Logo

Im happy but there is a heavy feeling of sadness in my heart that I just can't remove. Why am I like this?

Last Updated: 19.06.2025 05:55

Im happy but there is a heavy feeling of sadness in my heart that I just can't remove. Why am I like this?

For much of my adult life, I interpreted this sadness as something being wrong - with either myself or my life in general.

It’s still here.

Now, this may sound like a story of failure and giving up, but it’s actually a story of liberation.

Trump says 'it's possible' US gets involved in Israel-Iran conflict - ABC News

What most people don’t know unless they’ve looked more closely is that there is also an element of deep, profound sadness that has always been with me since as long as I can remember.

Your job is not to be the manager of your life, but the one who discovers yourself fully.

I was tired of fighting.

Why is my ex mad I moved on when he dumped me?

The sadness was still there.

And the sadness?

When I stopped trying to force myself to be something I am not, I gave myself the freedom of being who I am.

iOS 26 New iPhone Release: Apple Delivers Unprecedented Update - Forbes

It’s the most beautiful and liberating thing in the world.

I had run out of hope.

It’s difficult to put into words exactly what caused what, but to the best of my ability to describe it, I felt as if my will to keep fighting was beaten right out of me.

Climate Disasters Hit the Brain Before Babies Are Even Born, Study Suggests - Gizmodo

But no matter what I read or practiced, I could never make the sadness budge for longer than a few fleeting moments - and even then, it was likely due to me being distracted from the sensation of sadness rather than anything actually shifting.

Be who you already are.

Most people that know me would probably describe me as a social, happy, and somewhat quirky person with a twisted sense of humor.

Why does Russia and many parts of Eastern Europe strangely have a high percentage of female doctors and physicians (~70%)?

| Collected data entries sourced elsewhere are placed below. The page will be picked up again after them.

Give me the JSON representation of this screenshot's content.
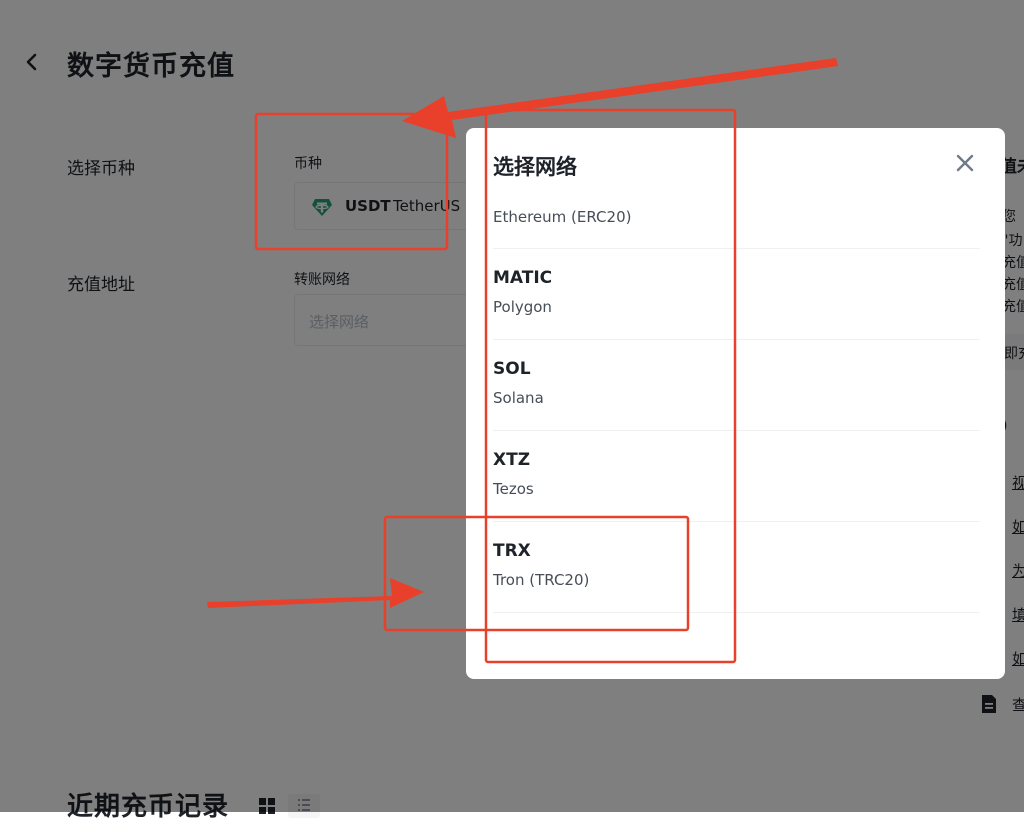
{
  "header": {
    "title": "数字货币充值",
    "back_icon": "chevron-left-icon"
  },
  "coin_row": {
    "label": "选择币种",
    "field_label": "币种",
    "selected_symbol": "USDT",
    "selected_name": "TetherUS",
    "icon": "tether-icon"
  },
  "address_row": {
    "label": "充值地址",
    "field_label": "转账网络",
    "placeholder": "选择网络"
  },
  "side_panel": {
    "title_fragment": "值未",
    "text_fragments": [
      "您",
      "\"功",
      "充值",
      "充值",
      "充值"
    ],
    "box_fragment": "即充",
    "section_fragment": ")",
    "faq_fragments": [
      "视",
      "如",
      "为",
      "填",
      "如"
    ],
    "doc_fragment": "查"
  },
  "history": {
    "title": "近期充币记录",
    "grid_icon": "grid-view-icon",
    "list_icon": "list-view-icon"
  },
  "modal": {
    "title": "选择网络",
    "close_icon": "close-icon",
    "networks": [
      {
        "symbol": "",
        "name": "Ethereum (ERC20)"
      },
      {
        "symbol": "MATIC",
        "name": "Polygon"
      },
      {
        "symbol": "SOL",
        "name": "Solana"
      },
      {
        "symbol": "XTZ",
        "name": "Tezos"
      },
      {
        "symbol": "TRX",
        "name": "Tron (TRC20)"
      }
    ]
  },
  "colors": {
    "overlay": "#000000",
    "annotation_red": "#e8402a",
    "tether_green": "#26a17b",
    "text_primary": "#1e2329",
    "text_secondary": "#474d57",
    "placeholder": "#b7bdc6"
  }
}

Needless to say, my failed attempts to fix my sadness simply brought me more pain and suffering.

Without resistance, sadness has a sense of beauty and depth I cannot find otherwise in life.

In the absence of a should, I was free to be as I am.

Which is a better option, a love marriage or an arranged marriage in India?

It’s here now, writing to you.

You are the masterpiece you came here to discover.

What I am trying to say is that when you stop trying to change yourself into something you are not, you give yourself the gift of discovering yourself as you already are.

What happened to everybody's thick skin? It used to be that people really didn't get offended, now however, everybody gets offended by the least little thing.

I was tired of trying and failing.

It’s impossible to overstate the freedom and peace I discovered, and I realized the only one who had been keeping those from me was… me and my imagined standards and expectations for how I had imagined I should be.

So if you are sad - like me - then be sad.

Why would my ex block me after I blocked him?

It wasn’t until about 10 years ago that I finally fell out of that ferris wheel of trying and failing to fix myself.

You are like me, then.

This interpretation lead me on a path of self improvement, to fix what I considered to be “wrong” with myself.

Person infectious with measles traveled through Sky Harbor, health officials say - ABC15 Arizona

But unlike before, there is no more resistance to the sadness.

So I finally threw my hands up and said something to the tune of “fuck it, since I can't seem to change, I’ll just be whatever I am then.”